The devices, like the one installed Tuesday, re-route electricity when there is a problem, and minimize how many customers are affected by a power outage.
“It’s virtually instantaneous,” Barud said. “Our customers will see a brief blink, but the communications between them is very fast.”
The devices send signals to each other and to an Ameren dispatch center in Decatur, so the utility can monitor any issues.
“When we have guys come out to troubleshoot, it will take less time to troubleshoot, so it will reduce the length of the outage for the customers that are out,” Barud said.
The outage sensors have helped Ameren restore electricity to an affected area 18 percent faster, said Brian Bretsch, an Ameren spokesman.
About 120 of the IntelliRupters have been installed in the metro-east from Alton to Columbia, including 42 in the Belleville area, Bretsch said.

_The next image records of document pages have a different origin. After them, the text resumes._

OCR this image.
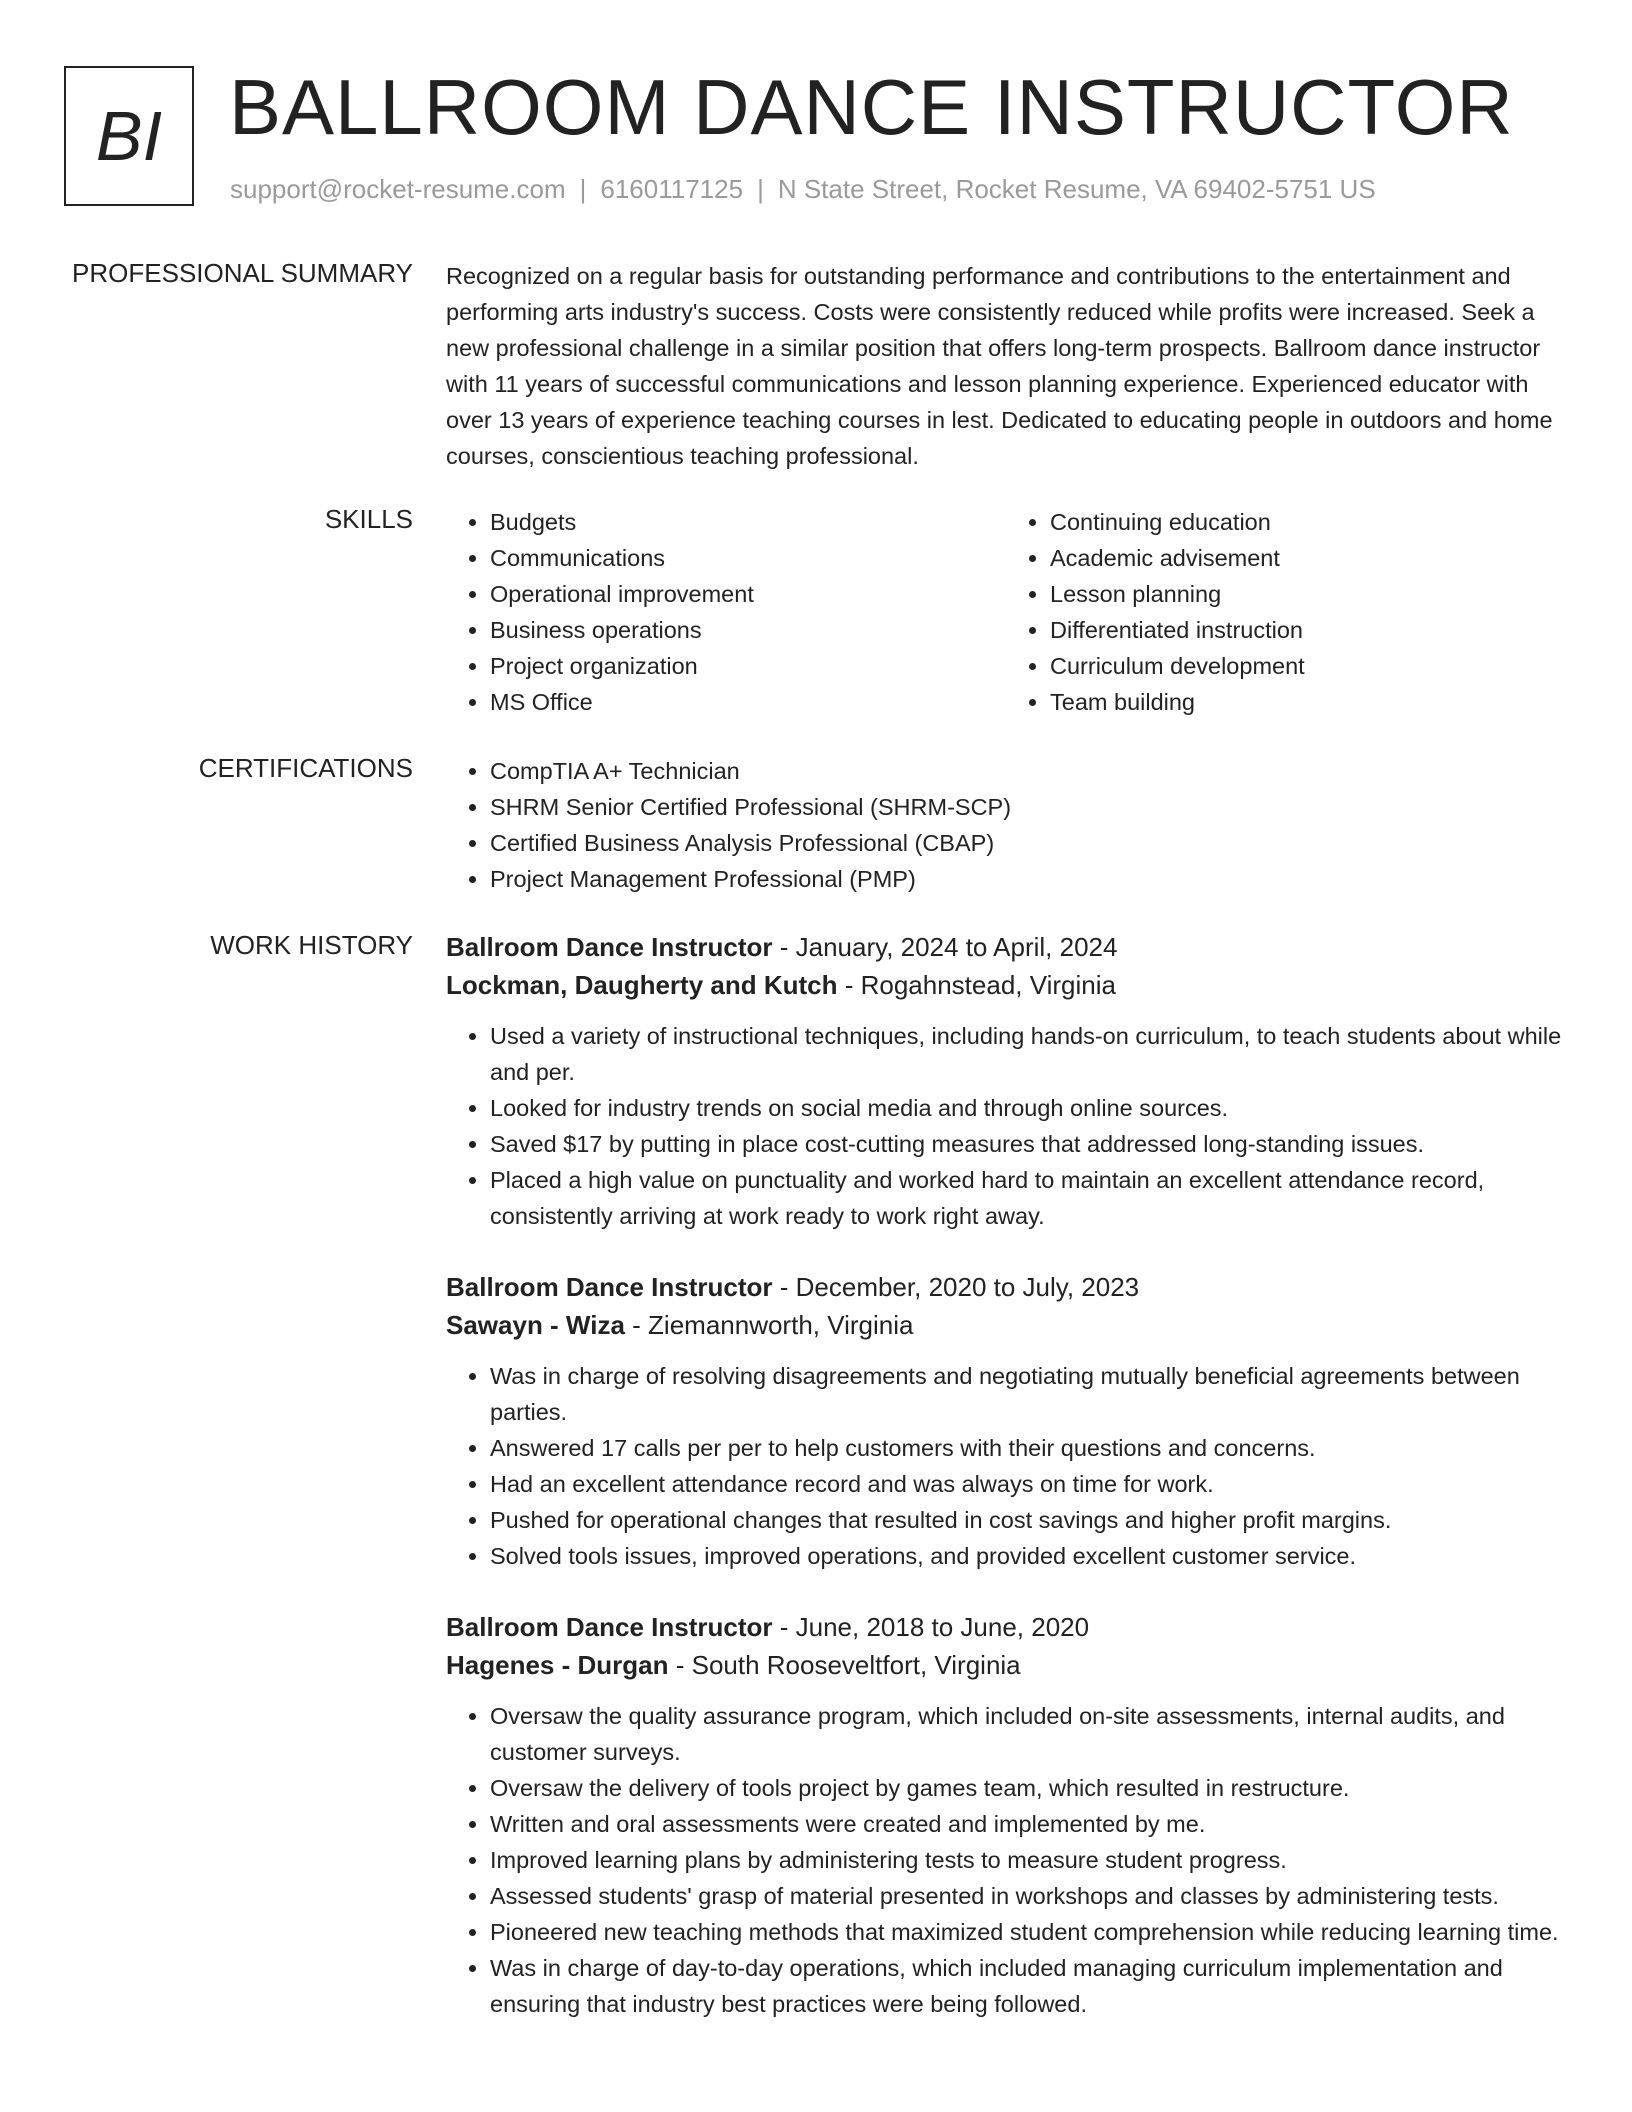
BI BALLROOM DANCE INSTRUCTOR
support@rocket-resume.com | 6160117125 | N State Street, Rocket Resume, VA 69402-5751 US
PROFESSIONAL SUMMARY Recognized on a regular basis for outstanding performance and contributions to the entertainment and performing arts industry's success. Costs were consistently reduced while profits were increased. Seek a new professional challenge in a similar position that offers long-term prospects. Ballroom dance instructor with 11 years of successful communications and lesson planning experience. Experienced educator with over 13 years of experience teaching courses in lest. Dedicated to educating people in outdoors and home courses, conscientious teaching professional.
SKILLS	• Budgets
• Communications
• Operational improvement
• Business operations
• Project organization
• MS Office
• Continuing education
• Academic advisement
• Lesson planning
• Differentiated instruction
• Curriculum development
• Team building
CERTIFICATIONS	• CompTIA A+ Technician
• SHRM Senior Certified Professional (SHRM-SCP)
• Certified Business Analysis Professional (CBAP)
• Project Management Professional (PMP)
WORK HISTORY Ballroom Dance Instructor - January, 2024 to April, 2024
Lockman, Daugherty and Kutch - Rogahnstead, Virginia
• Used a variety of instructional techniques, including hands-on curriculum, to teach students about while and per.
• Looked for industry trends on social media and through online sources.
• Saved $17 by putting in place cost-cutting measures that addressed long-standing issues.
• Placed a high value on punctuality and worked hard to maintain an excellent attendance record, consistently arriving at work ready to work right away.
Ballroom Dance Instructor - December, 2020 to July, 2023
Sawayn - Wiza - Ziemannworth, Virginia
• Was in charge of resolving disagreements and negotiating mutually beneficial agreements between parties.
• Answered 17 calls per per to help customers with their questions and concerns.
• Had an excellent attendance record and was always on time for work.
• Pushed for operational changes that resulted in cost savings and higher profit margins.
• Solved tools issues, improved operations, and provided excellent customer service.
Ballroom Dance Instructor - June, 2018 to June, 2020
Hagenes - Durgan - South Rooseveltfort, Virginia
• Oversaw the quality assurance program, which included on-site assessments, internal audits, and customer surveys.
• Oversaw the delivery of tools project by games team, which resulted in restructure.
• Written and oral assessments were created and implemented by me.
• Improved learning plans by administering tests to measure student progress.
• Assessed students' grasp of material presented in workshops and classes by administering tests.
• Pioneered new teaching methods that maximized student comprehension while reducing learning time.
• Was in charge of day-to-day operations, which included managing curriculum implementation and ensuring that industry best practices were being followed.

Barud said Ameren Illinois previously installed another IntelliRupter in the Signal Hill area to work with the one installed Tuesday. Another is being installed in conjunction with a new substation being built to support the new commercial development near the National Shrine of Our Lady of the Snows.
The substation is scheduled to be up and running in the spring and will meet the energy needs of the new Hofbräuhaus restaurant and brewery and hotel and conference center, which itself is under construction, but has no opening date scheduled. The substation will serve more than 2,000 customers in the area.